Stamps D like Swiss cheese

RANDY SPORTAK -- Sun Media

, Last Updated: 9:24 AM ET

The Joffrey Reynolds saga -- how he was handed the ball four times in a game is still a mystery -- has taken the glare away from the Stampeders porous defence.

Don't think the defenders, though, are figuring all's well in their part of the world heading into Friday's game against the B.C. Lions at McMahon Stadium.

In what's been a confounding and disheartening start to the season, the Stampeders defence has been just as guilty as those on the offensive side of the ball for the team's 3-4 record.

In fact, they've been a flat-out disappointment.

The 210 points allowed by Calgary is worst in the league -- and 15 more than the one-win Hamilton Tiger-Cats have surrendered.

Linebacker Cornelius Anthony won't mince words: He and his cohorts know they have been no great shakes.

"At times, we've shown spurts of greatness and, at times, we've shown we need improvement," he said after yesterday's practice. "I feel we beat ourselves mentally. Physically, we have all the right tools, all the right people, so if we execute the gameplan that's called, we'll be set up for success.

"Our defence is set up so teams aren't supposed to run on us and teams aren't supposed to get big plays, so we as players have to take ownership to do what is called."

Despite the hand-wringing caused by all the offensive ills -- Henry Burris' turnovers, the inconsistent passing attack, the virtually non-existent running game, the blown red-zone chances -- the defenders are far from perfect.

Think back to the loss in Montreal last week. Sure, the offence failed a couple of times to make the most of first-and-goal opportunities, but allowing Ben Cahoon's game-clinching touchdown with a couple of minutes left put the contest out of reach.

Even the debacle last time the Lions came to town -- when Burris was like a baker handing out four turnovers -- three second-half Lions touchdowns were nearly just as critical.

"I feel if we're up 3-0, we should win the game 3-0, or how many more points we score offensively or defensively," Anthony said. "I feel any great defence, any dominant defence, once they get up, the game should be won.

"To lose a lead, I take it personally."

Turning around how they feel about themselves is only one part of the Stamps' motivation.

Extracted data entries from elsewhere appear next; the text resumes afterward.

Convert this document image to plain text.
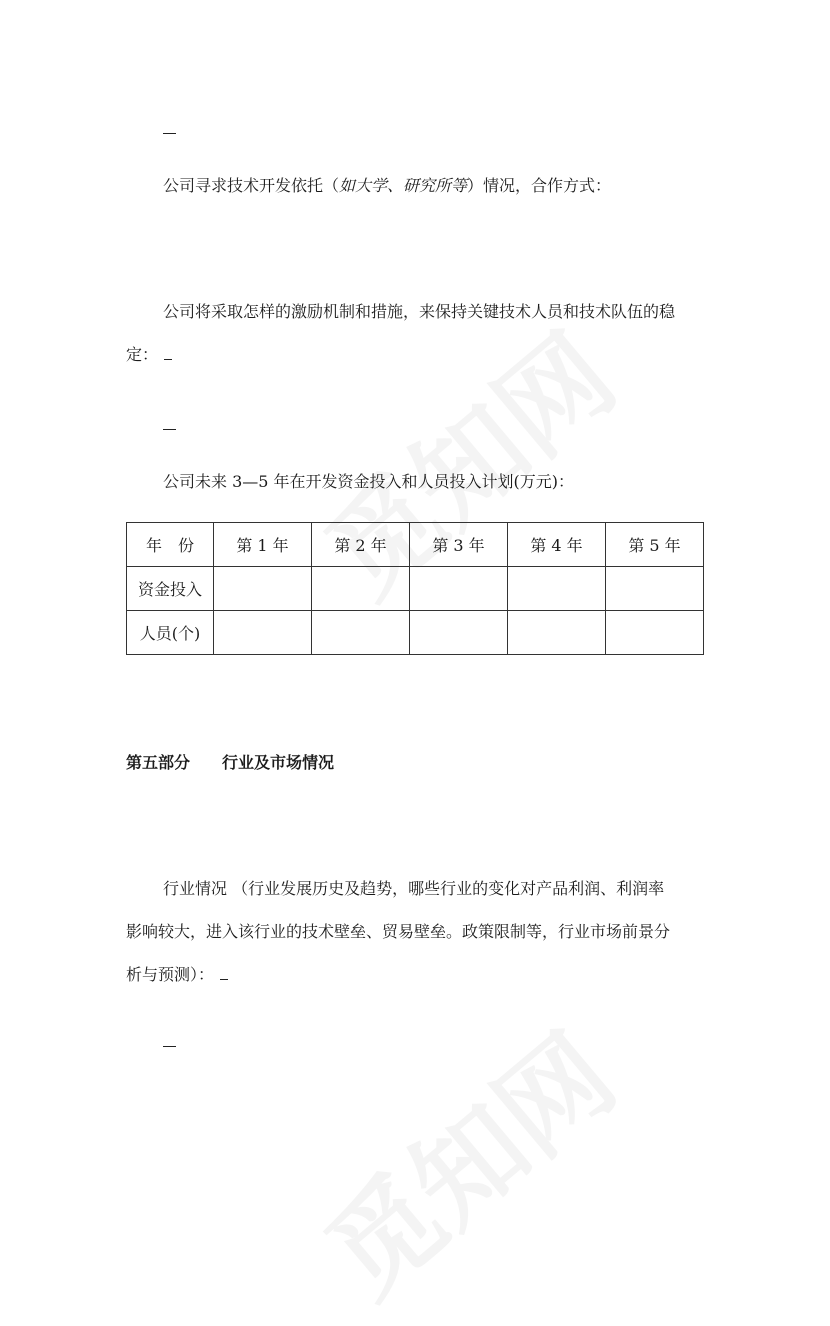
公司寻求技术开发依托（如大学、研究所等）情况，合作方式：

公司将采取怎样的激励机制和措施，来保持关键技术人员和技术队伍的稳
定：

公司未来 3—5 年在开发资金投入和人员投入计划(万元)：

年　份	第 1 年	第 2 年	第 3 年	第 4 年	第 5 年
资金投入					
人员(个)					
第五部分 行业及市场情况
行业情况 （行业发展历史及趋势，哪些行业的变化对产品利润、利润率
影响较大，进入该行业的技术壁垒、贸易壁垒。政策限制等，行业市场前景分
析与预测）：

The 32-27 loss at McMahon in late July still rankles everybody among the Red and White.

That was a wasted opportunity in what's been a season filled with ups and downs, and still bothers veteran linebacker Brian Clark.

"It should be motivation for the guys here," Clark stated. "We see Buck (Pierce) limping off after halftime and we all start licking our chops because we're getting the third-string quarterback, and he comes in and just torches us. I hope guys are angry. I know I am."

Besides, there are no excuses for a sub-par effort from the Stampeders.

Being sub-.500 is one thing. Sitting a couple of games below the break-even point heading into the Labour Day Classic against the Edmonton Eskimos could verge on being a disaster.

And seeing as the club will follow the Lions match with a bye week -- which will include a slew of days off -- there are no excuses to not expend every ounce of energy.

"It should be on everybody's mind to let it all hang out," Clark said. "We have two weeks to recover and get rested."

Besides, a win would make the time off more enjoyable.

"I'll tell you what, if we lose there'll be some big changes around here," Clark added. "That's guaranteed."